4.6. Strengths and Limitations
The primary strengths of this study include its novel approach of developing and validating separate predictive models for spontaneous and iatrogenic PTB, its large cohort size, the use of prospectively collected data within a standardized academic protocol, and a robust methodological approach comparing several algorithms, including both traditional regression and machine learning methods, with rigorous internal validation. Furthermore, the use of SHAP for model interpretation provides valuable insights into the clinical drivers of prediction, enhancing the transparency and trustworthiness of the models.
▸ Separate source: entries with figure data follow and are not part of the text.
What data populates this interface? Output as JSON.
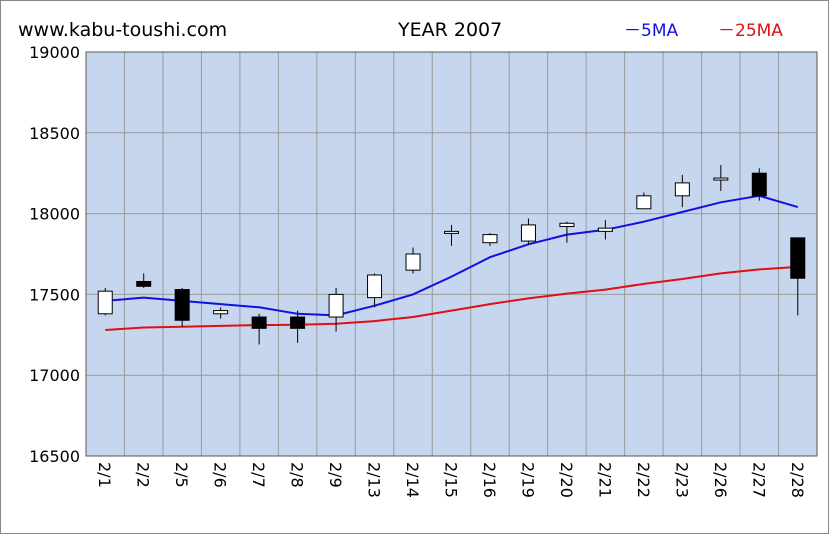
{
  "header": {
    "site": "www.kabu-toushi.com",
    "title": "YEAR 2007",
    "legend_5ma": "－5MA",
    "legend_25ma": "－25MA"
  },
  "colors": {
    "plot_bg": "#c6d6ef",
    "grid": "#9a9a9a",
    "up_candle": "#ffffff",
    "down_candle": "#000000",
    "ma5": "#1010e0",
    "ma25": "#e01010"
  },
  "chart_data": {
    "type": "candlestick",
    "title": "YEAR 2007",
    "ylim": [
      16500,
      19000
    ],
    "yticks": [
      16500,
      17000,
      17500,
      18000,
      18500,
      19000
    ],
    "grid": true,
    "legend_position": "top-right",
    "categories": [
      "2/1",
      "2/2",
      "2/5",
      "2/6",
      "2/7",
      "2/8",
      "2/9",
      "2/13",
      "2/14",
      "2/15",
      "2/16",
      "2/19",
      "2/20",
      "2/21",
      "2/22",
      "2/23",
      "2/26",
      "2/27",
      "2/28"
    ],
    "candles": [
      {
        "date": "2/1",
        "open": 17380,
        "high": 17540,
        "low": 17370,
        "close": 17520
      },
      {
        "date": "2/2",
        "open": 17580,
        "high": 17630,
        "low": 17540,
        "close": 17550
      },
      {
        "date": "2/5",
        "open": 17530,
        "high": 17540,
        "low": 17300,
        "close": 17340
      },
      {
        "date": "2/6",
        "open": 17380,
        "high": 17420,
        "low": 17350,
        "close": 17400
      },
      {
        "date": "2/7",
        "open": 17360,
        "high": 17380,
        "low": 17190,
        "close": 17290
      },
      {
        "date": "2/8",
        "open": 17360,
        "high": 17400,
        "low": 17200,
        "close": 17290
      },
      {
        "date": "2/9",
        "open": 17360,
        "high": 17540,
        "low": 17270,
        "close": 17500
      },
      {
        "date": "2/13",
        "open": 17480,
        "high": 17630,
        "low": 17420,
        "close": 17620
      },
      {
        "date": "2/14",
        "open": 17650,
        "high": 17790,
        "low": 17630,
        "close": 17750
      },
      {
        "date": "2/15",
        "open": 17880,
        "high": 17930,
        "low": 17800,
        "close": 17890
      },
      {
        "date": "2/16",
        "open": 17820,
        "high": 17880,
        "low": 17800,
        "close": 17870
      },
      {
        "date": "2/19",
        "open": 17830,
        "high": 17970,
        "low": 17810,
        "close": 17930
      },
      {
        "date": "2/20",
        "open": 17920,
        "high": 17950,
        "low": 17820,
        "close": 17940
      },
      {
        "date": "2/21",
        "open": 17890,
        "high": 17960,
        "low": 17840,
        "close": 17910
      },
      {
        "date": "2/22",
        "open": 18030,
        "high": 18130,
        "low": 18030,
        "close": 18110
      },
      {
        "date": "2/23",
        "open": 18110,
        "high": 18240,
        "low": 18040,
        "close": 18190
      },
      {
        "date": "2/26",
        "open": 18210,
        "high": 18300,
        "low": 18140,
        "close": 18220
      },
      {
        "date": "2/27",
        "open": 18250,
        "high": 18280,
        "low": 18080,
        "close": 18110
      },
      {
        "date": "2/28",
        "open": 17850,
        "high": 17850,
        "low": 17370,
        "close": 17600
      }
    ],
    "series": [
      {
        "name": "5MA",
        "values": [
          17460,
          17480,
          17460,
          17440,
          17420,
          17380,
          17370,
          17430,
          17500,
          17610,
          17730,
          17810,
          17870,
          17900,
          17950,
          18010,
          18070,
          18110,
          18040
        ]
      },
      {
        "name": "25MA",
        "values": [
          17280,
          17295,
          17300,
          17305,
          17310,
          17312,
          17318,
          17335,
          17360,
          17400,
          17440,
          17475,
          17505,
          17530,
          17565,
          17595,
          17630,
          17655,
          17670
        ]
      }
    ]
  }
}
However, the study has several limitations. The retrospective design, although based on prospectively collected data, is one such limitation. The single-center nature of the study may affect the generalizability of our findings to other populations. A significant limitation is the potential intervention bias. In our cohort, women at high risk for pre-eclampsia received aspirin, and those with a short cervix were treated with progesterone. These interventions may have prevented or delayed some PTBs, potentially leading to an underestimation of our models’ predictive performance in an untreated population. Finally, while our models were robustly validated internally, they have not yet undergone external validation in an independent dataset. This is a significant limitation, as the generalizability of the findings is uncertain until performance is confirmed in different clinical populations. External validation is a crucial next step before widespread clinical implementation can be recommended.